Before the Bears game, the Jaguars defense allowed the most gains of 20-plus yards this season (24) along with a league-high 287.8 passing yards per game — making them the 32nd-ranked pass defense in the NFL.
That only got worse on Sunday when Williams completed 23 of 29 for 226 yards, four TDs and one interception – the first pick of the Jags’ season.
They’ve been better against the run through the first five games of the season, entering Sunday’s matchup ranked ninth in the NFL, allowing just over 105 rushing yards per game.
But against the Bears they gave up 152 yards on the ground, 56 of which were to scrambling superstar Williams.
Their running game, one of the few bright sparks about this team, also failed to get going in London.
They ran for a total of 68 yards as Tank Bigsby and Travis Etienne Jr went MIA.
Lawrence, who started the game well, finished the game 23 of 35 for 234 yards with two touchdowns and one interception before being pulled for Mac Jones in the fourth quarter.

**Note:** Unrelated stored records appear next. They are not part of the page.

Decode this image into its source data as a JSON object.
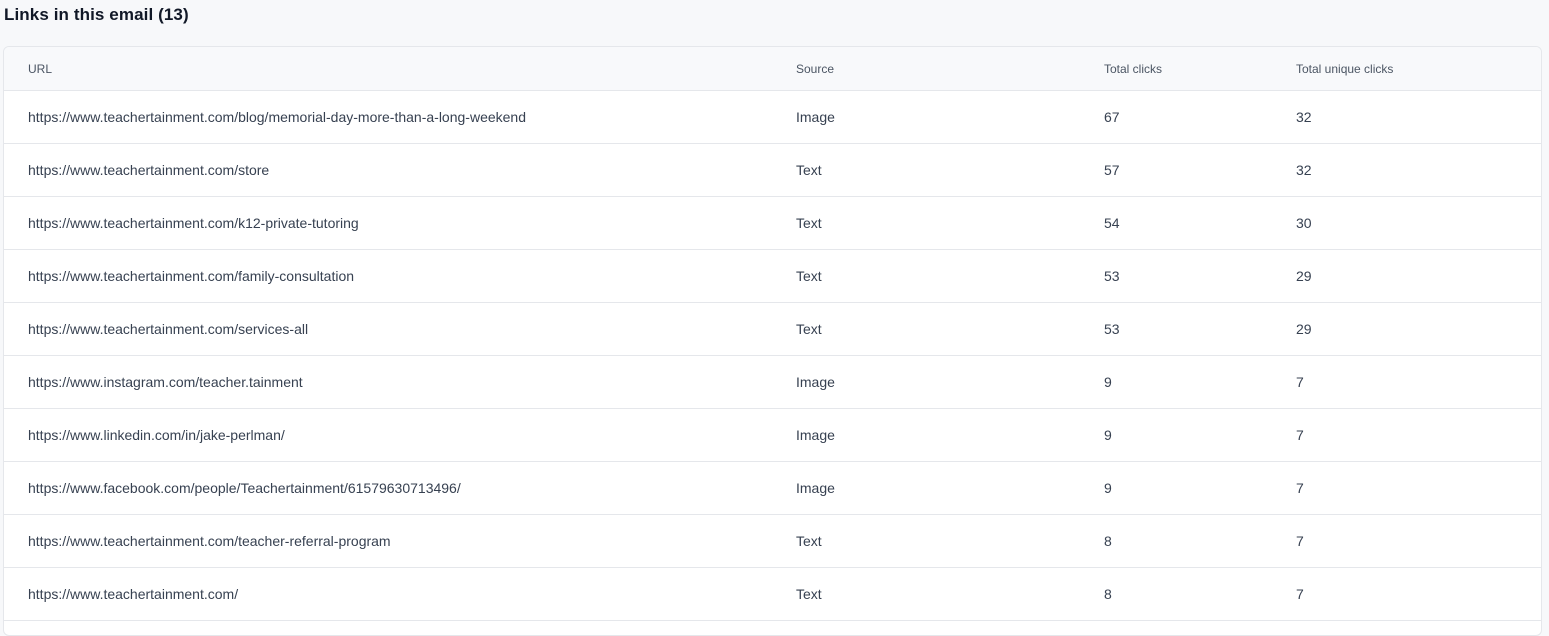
{
  "section": {
    "title": "Links in this email (13)"
  },
  "table": {
    "headers": {
      "url": "URL",
      "source": "Source",
      "total_clicks": "Total clicks",
      "unique_clicks": "Total unique clicks"
    },
    "rows": [
      {
        "url": "https://www.teachertainment.com/blog/memorial-day-more-than-a-long-weekend",
        "source": "Image",
        "total": "67",
        "unique": "32"
      },
      {
        "url": "https://www.teachertainment.com/store",
        "source": "Text",
        "total": "57",
        "unique": "32"
      },
      {
        "url": "https://www.teachertainment.com/k12-private-tutoring",
        "source": "Text",
        "total": "54",
        "unique": "30"
      },
      {
        "url": "https://www.teachertainment.com/family-consultation",
        "source": "Text",
        "total": "53",
        "unique": "29"
      },
      {
        "url": "https://www.teachertainment.com/services-all",
        "source": "Text",
        "total": "53",
        "unique": "29"
      },
      {
        "url": "https://www.instagram.com/teacher.tainment",
        "source": "Image",
        "total": "9",
        "unique": "7"
      },
      {
        "url": "https://www.linkedin.com/in/jake-perlman/",
        "source": "Image",
        "total": "9",
        "unique": "7"
      },
      {
        "url": "https://www.facebook.com/people/Teachertainment/61579630713496/",
        "source": "Image",
        "total": "9",
        "unique": "7"
      },
      {
        "url": "https://www.teachertainment.com/teacher-referral-program",
        "source": "Text",
        "total": "8",
        "unique": "7"
      },
      {
        "url": "https://www.teachertainment.com/",
        "source": "Text",
        "total": "8",
        "unique": "7"
      }
    ]
  }
}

He did what he could, and it would certainly help if his receivers could catch a cold.
The Jaguars dropped four potential touchdowns (Gabe Davis; two, Christian Kirk and Brian Thomas Jr), against the Bears, costly errors that have become a trademark of a Jags offense crying out for fresh ideas and a break from the Pederson-Press Taylor axis.
The Jags are crying out for a reset. That invariably comes at the expense of a head coach.
For Pederson, nothing less than a win against New England will suffice, and maybe that won’t even be enough.
Whether Khan hits the eject-o seat-on Pederson before Sunday’s game with the Patriots, or after, is neither here nor there. The Jags HC is rapidly running out of time, and it appears a matter of when, not if, he’s given the boot.